Geospatial & Location Analytics

Non-Technical Users: Learning Geospatial and Location Analytics

Published 2026-03-19Reading Time 10 minWords 2,000

Everyone starts somewhere. If geospatial & location analytics feels overwhelming — dozens of tools, unfamiliar terminology, complex workflows — you're in exactly the right place. This guide was written specifically for people beginning their journey, with no assumptions about prior knowledge.

Every business has geography. Yet most ignore location data. In 2026, geospatial analytics unlocks insights competitors can't see.

By the end of this guide, you'll understand the core concepts, know which tools to start with, have a 30-day learning plan, and feel confident taking your first concrete steps.

What Is Geospatial & Location Analytics and Why Does It Matter?

Every business has geography. Yet most ignore location data. In 2026, geospatial analytics unlocks insights competitors can't see.

In simple terms, geospatial & location analytics is about using data and tools to answer business questions, spot trends, and make better decisions. If you've ever created a chart in Excel, filtered a spreadsheet, or calculated an average, you've already done basic analytics. This guide takes you from those fundamentals to professional-grade practices.

Core Concepts You Need to Know

Concept 1: Data Types and Sources

Analytics data comes from databases, APIs, spreadsheets, and SaaS tools. Understanding where your data lives and how to access it is step one. Don't worry about coding yet — most modern tools connect to data sources with a few clicks.
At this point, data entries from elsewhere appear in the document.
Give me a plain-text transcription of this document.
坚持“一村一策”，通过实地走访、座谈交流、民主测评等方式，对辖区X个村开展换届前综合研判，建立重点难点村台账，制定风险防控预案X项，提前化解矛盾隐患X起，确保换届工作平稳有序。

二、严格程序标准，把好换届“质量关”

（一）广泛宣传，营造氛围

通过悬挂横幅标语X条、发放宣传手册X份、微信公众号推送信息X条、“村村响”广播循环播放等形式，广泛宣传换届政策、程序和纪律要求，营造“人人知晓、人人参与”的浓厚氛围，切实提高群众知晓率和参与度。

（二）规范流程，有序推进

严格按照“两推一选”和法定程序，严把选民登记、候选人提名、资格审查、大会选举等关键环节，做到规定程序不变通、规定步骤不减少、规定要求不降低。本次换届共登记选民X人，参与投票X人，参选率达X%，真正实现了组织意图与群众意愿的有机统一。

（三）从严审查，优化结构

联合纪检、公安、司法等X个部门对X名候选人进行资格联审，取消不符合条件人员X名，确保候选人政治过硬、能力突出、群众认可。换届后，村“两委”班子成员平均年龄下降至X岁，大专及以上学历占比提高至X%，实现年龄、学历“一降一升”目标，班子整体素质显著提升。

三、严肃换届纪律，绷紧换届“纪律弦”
Concept 2: Metrics vs Dimensions

Metrics are the numbers you measure (revenue, users, conversion rate). Dimensions are the categories you slice them by (region, product, time period). Clear thinking about metrics and dimensions prevents 80% of analytical confusion.
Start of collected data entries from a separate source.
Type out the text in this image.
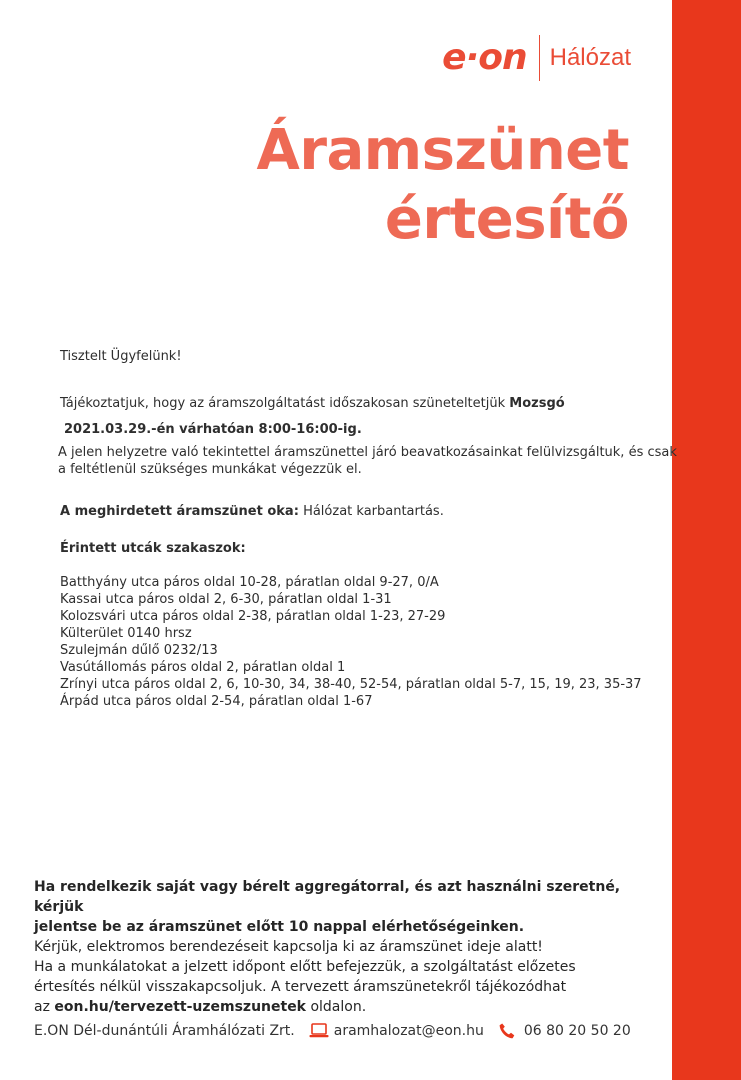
e·on Hálózat
Áramszünet
értesítő
Tisztelt Ügyfelünk!
Tájékoztatjuk, hogy az áramszolgáltatást időszakosan szüneteltetjük Mozsgó
2021.03.29.-én várhatóan 8:00-16:00-ig.
A jelen helyzetre való tekintettel áramszünettel járó beavatkozásainkat felülvizsgáltuk, és csak
a feltétlenül szükséges munkákat végezzük el.
A meghirdetett áramszünet oka: Hálózat karbantartás.
Érintett utcák szakaszok:
Batthyány utca páros oldal 10-28, páratlan oldal 9-27, 0/A
Kassai utca páros oldal 2, 6-30, páratlan oldal 1-31
Kolozsvári utca páros oldal 2-38, páratlan oldal 1-23, 27-29
Külterület 0140 hrsz
Szulejmán dűlő 0232/13
Vasútállomás páros oldal 2, páratlan oldal 1
Zrínyi utca páros oldal 2, 6, 10-30, 34, 38-40, 52-54, páratlan oldal 5-7, 15, 19, 23, 35-37
Árpád utca páros oldal 2-54, páratlan oldal 1-67
Ha rendelkezik saját vagy bérelt aggregátorral, és azt használni szeretné, kérjük
jelentse be az áramszünet előtt 10 nappal elérhetőségeinken.
Kérjük, elektromos berendezéseit kapcsolja ki az áramszünet ideje alatt!
Ha a munkálatokat a jelzett időpont előtt befejezzük, a szolgáltatást előzetes
értesítés nélkül visszakapcsoljuk. A tervezett áramszünetekről tájékozódhat
az eon.hu/tervezett-uzemszunetek oldalon.
E.ON Dél-dunántúli Áramhálózati Zrt.	aramhalozat@eon.hu	06 80 20 50 20
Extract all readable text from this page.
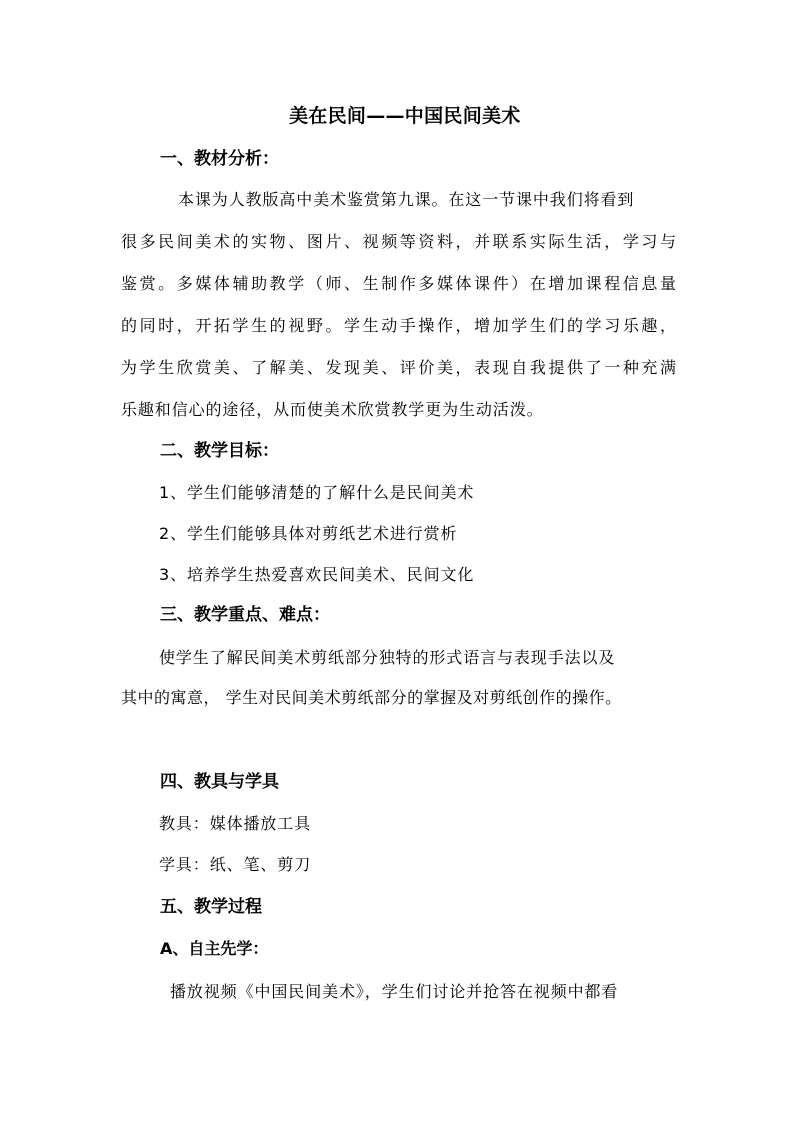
美在民间——中国民间美术
一、教材分析：
本课为人教版高中美术鉴赏第九课。在这一节课中我们将看到
很多民间美术的实物、图片、视频等资料，并联系实际生活，学习与
鉴赏。多媒体辅助教学（师、生制作多媒体课件）在增加课程信息量
的同时，开拓学生的视野。学生动手操作，增加学生们的学习乐趣，
为学生欣赏美、了解美、发现美、评价美，表现自我提供了一种充满
乐趣和信心的途径，从而使美术欣赏教学更为生动活泼。
二、教学目标：
1、学生们能够清楚的了解什么是民间美术
2、学生们能够具体对剪纸艺术进行赏析
3、培养学生热爱喜欢民间美术、民间文化
三、教学重点、难点：
使学生了解民间美术剪纸部分独特的形式语言与表现手法以及
其中的寓意， 学生对民间美术剪纸部分的掌握及对剪纸创作的操作。
四、教具与学具
教具：媒体播放工具
学具：纸、笔、剪刀
五、教学过程
A、自主先学：
播放视频《中国民间美术》，学生们讨论并抢答在视频中都看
Concept 3: Descriptive to Predictive to Prescriptive

Analytics maturity follows a progression: Descriptive (what happened?), Diagnostic (why did it happen?), Predictive (what will happen?), Prescriptive (what should we do?). Start with descriptive and work your way up.

Your 30-Day Getting Started Plan

Week 1: Explore and Observe

Identify 3 business questions your team asks regularly. Find where the data to answer those questions currently lives. Experiment with one free tool: CARTO or Google Sheets.

Week 2: Learn the Basics

Complete a beginner tutorial for your chosen tool (most offer free courses). Build your first simple dashboard or report. Show it to a colleague and get feedback.

Week 3: Build Something Useful

Take one of those 3 business questions from Week 1 and build an analysis that answers it. Focus on clarity over complexity. A simple, clear chart beats a complex, confusing dashboard every time.

Week 4: Share and Iterate

Present your analysis to a stakeholder. Ask: "Was this useful? What else would you want to see?" Their feedback guides your next learning priority.

Beginner Tip

Location is the most underutilized dimension in business analytics.

Frequently Asked Questions

At minimum: latitude/longitude for locations. Enhanced: historical movement, satellite imagery, demographic data.

Not at all. Use cases span real estate, telecommunications, environmental science, disaster response, and more.

Aggregate to census tracts or regions rather than pinpointing individuals. Use heat maps instead of dots.